Addressing climate change appropriately requires unique expertise and skills. Traditional approaches to planning do not necessarily translate to climate change, particularly because of the scale, scope, and complexity of the problem and the uncertainties involved. Whether it’s flood-resistant roadways or opening cooling centers during heat waves or wildfire mitigation in forest-reliant communities, what worked in the past may not be sufficient for what is to come. Planning approaches that integrate climate change considerations are unique and focused more on managing risk than optimization. Dedicated leadership to help develop and advance climate action is more likely to ensure timely progress than mere calls for action without such capacity (Moser et al., 2017). Thus, to support the scale and scope of necessary climate action, a state-level staff focused specifically on climate change would need to be established and built out to meet the state’s needs.

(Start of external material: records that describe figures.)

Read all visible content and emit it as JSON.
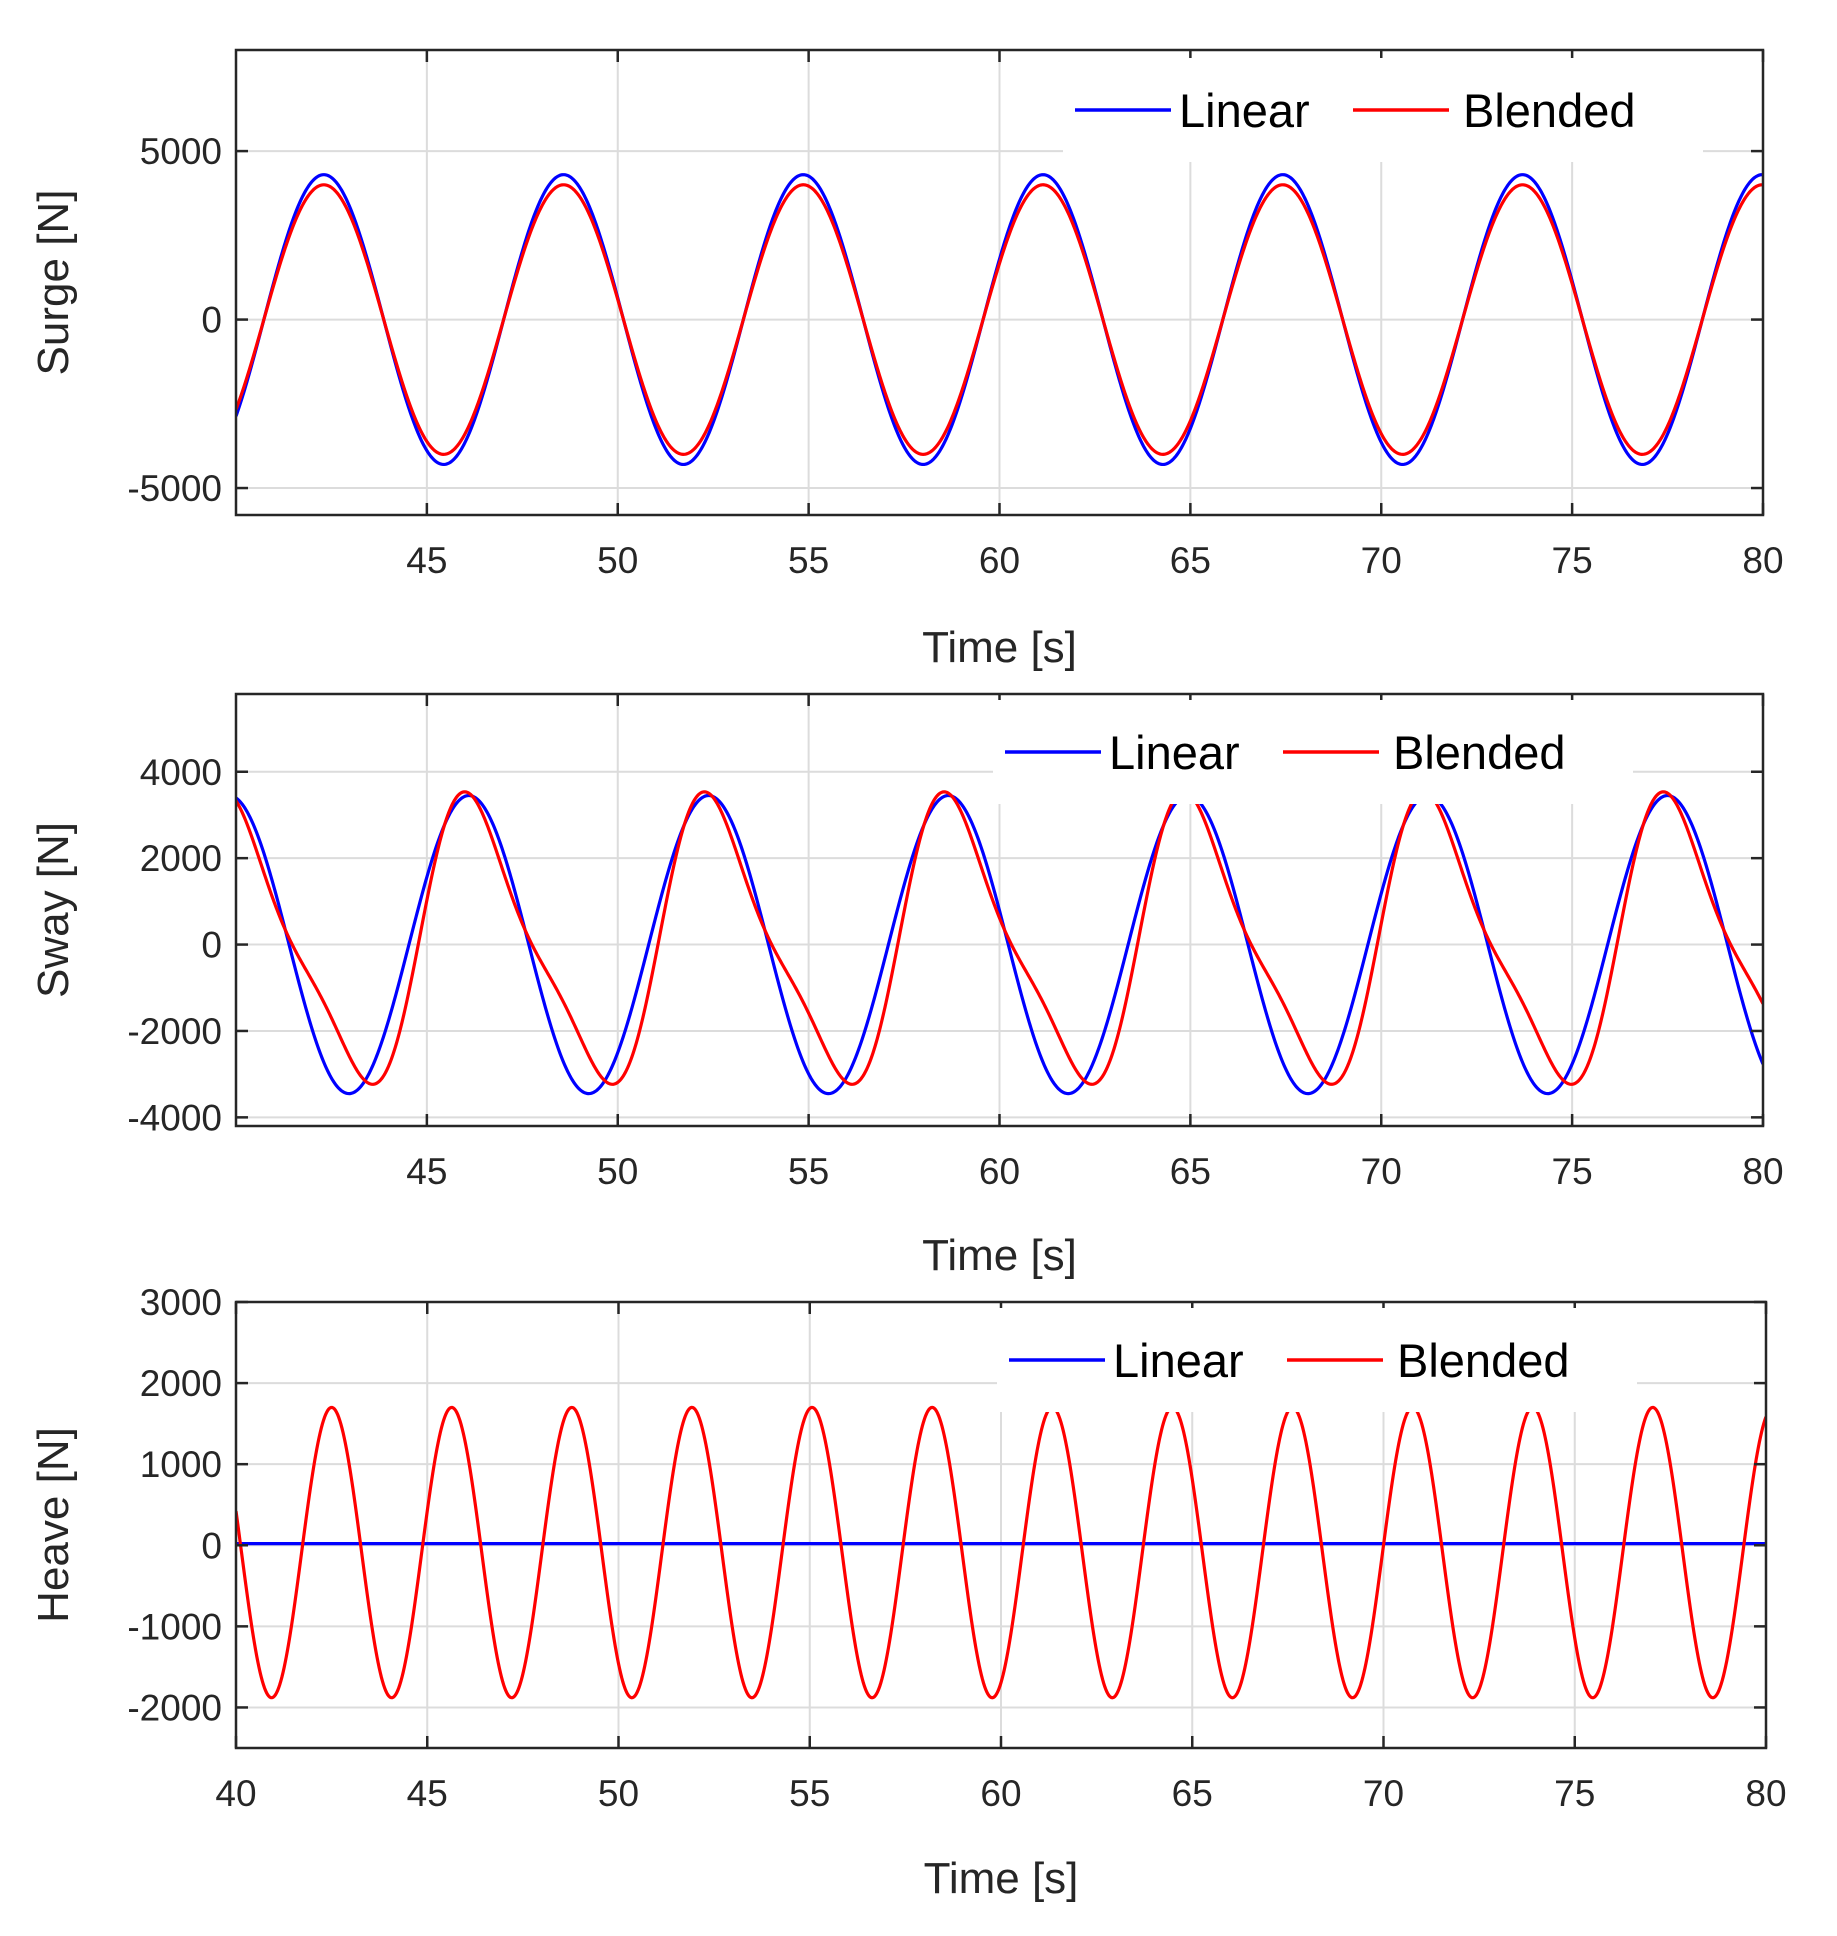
{
  "chart_data": [
    {
      "type": "line",
      "id": "surge",
      "xlabel": "Time [s]",
      "ylabel": "Surge [N]",
      "xlim": [
        40,
        80
      ],
      "ylim": [
        -5800,
        8000
      ],
      "xticks": [
        45,
        50,
        55,
        60,
        65,
        70,
        75,
        80
      ],
      "xtick_labels": [
        "45",
        "50",
        "55",
        "60",
        "65",
        "70",
        "75",
        "80"
      ],
      "yticks": [
        -5000,
        0,
        5000
      ],
      "ytick_labels": [
        "-5000",
        "0",
        "5000"
      ],
      "grid": true,
      "legend_position": "top-right",
      "period_s": 6.28,
      "series": [
        {
          "name": "Linear",
          "color": "#0000ff",
          "shape": "sine",
          "amplitude": 4300,
          "peak_time_s": 42.3,
          "harmonic2_amplitude": 0,
          "harmonic2_phase": 0,
          "offset": 0
        },
        {
          "name": "Blended",
          "color": "#ff0000",
          "shape": "sine",
          "amplitude": 4000,
          "peak_time_s": 42.3,
          "harmonic2_amplitude": 0,
          "harmonic2_phase": 0,
          "offset": 0
        }
      ]
    },
    {
      "type": "line",
      "id": "sway",
      "xlabel": "Time [s]",
      "ylabel": "Sway [N]",
      "xlim": [
        40,
        80
      ],
      "ylim": [
        -4200,
        5800
      ],
      "xticks": [
        45,
        50,
        55,
        60,
        65,
        70,
        75,
        80
      ],
      "xtick_labels": [
        "45",
        "50",
        "55",
        "60",
        "65",
        "70",
        "75",
        "80"
      ],
      "yticks": [
        -4000,
        -2000,
        0,
        2000,
        4000
      ],
      "ytick_labels": [
        "-4000",
        "-2000",
        "0",
        "2000",
        "4000"
      ],
      "grid": true,
      "legend_position": "top-right",
      "period_s": 6.28,
      "series": [
        {
          "name": "Linear",
          "color": "#0000ff",
          "shape": "sine",
          "amplitude": 3450,
          "peak_time_s": 46.1,
          "harmonic2_amplitude": 0,
          "harmonic2_phase": 0,
          "offset": 0
        },
        {
          "name": "Blended",
          "color": "#ff0000",
          "shape": "sine",
          "amplitude": 3100,
          "peak_time_s": 46.3,
          "harmonic2_amplitude": 750,
          "harmonic2_phase": 1.3,
          "offset": 0
        }
      ]
    },
    {
      "type": "line",
      "id": "heave",
      "xlabel": "Time [s]",
      "ylabel": "Heave [N]",
      "xlim": [
        40,
        80
      ],
      "ylim": [
        -2500,
        3000
      ],
      "xticks": [
        40,
        45,
        50,
        55,
        60,
        65,
        70,
        75,
        80
      ],
      "xtick_labels": [
        "40",
        "45",
        "50",
        "55",
        "60",
        "65",
        "70",
        "75",
        "80"
      ],
      "yticks": [
        -2000,
        -1000,
        0,
        1000,
        2000,
        3000
      ],
      "ytick_labels": [
        "-2000",
        "-1000",
        "0",
        "1000",
        "2000",
        "3000"
      ],
      "grid": true,
      "legend_position": "top-right",
      "period_s": 3.14,
      "series": [
        {
          "name": "Linear",
          "color": "#0000ff",
          "shape": "sine",
          "amplitude": 0,
          "peak_time_s": 42.5,
          "harmonic2_amplitude": 0,
          "harmonic2_phase": 0,
          "offset": 20
        },
        {
          "name": "Blended",
          "color": "#ff0000",
          "shape": "sine",
          "amplitude": 1790,
          "peak_time_s": 42.5,
          "harmonic2_amplitude": 0,
          "harmonic2_phase": 0,
          "offset": -90
        }
      ]
    }
  ]
}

Indeed, most states that are actively engaged on climate issues have a point person charged exclusively with addressing climate change issues with authority across the executive branch. In most states, this is a climate czar, chief resilience officer, or other chief executive in the governor’s office (e.g., Florida, Oregon, New Jersey, Virginia, Rhode Island); sometimes this is also a cabinet position leading an agency focused on climate (e.g., North Carolina, Colorado, New York, Michigan). Some states have adopted a ‘special advisor to the governor’ model (e.g., Colorado, Washington), and others have a chief resilience or sustainability officer embedded within an executive branch department or office that is granted authority across agencies. Some have some combination (e.g., California). Regardless of the model, all have or intend to expand staff in order to meet the growing demands to address climate in the state.
Clearly, based on the analysis of possible mitigation policies alone, and comparison with other states, there will be a need for additional investments to support climate action in Nevada, including support for an appropriate level of administrative leadership.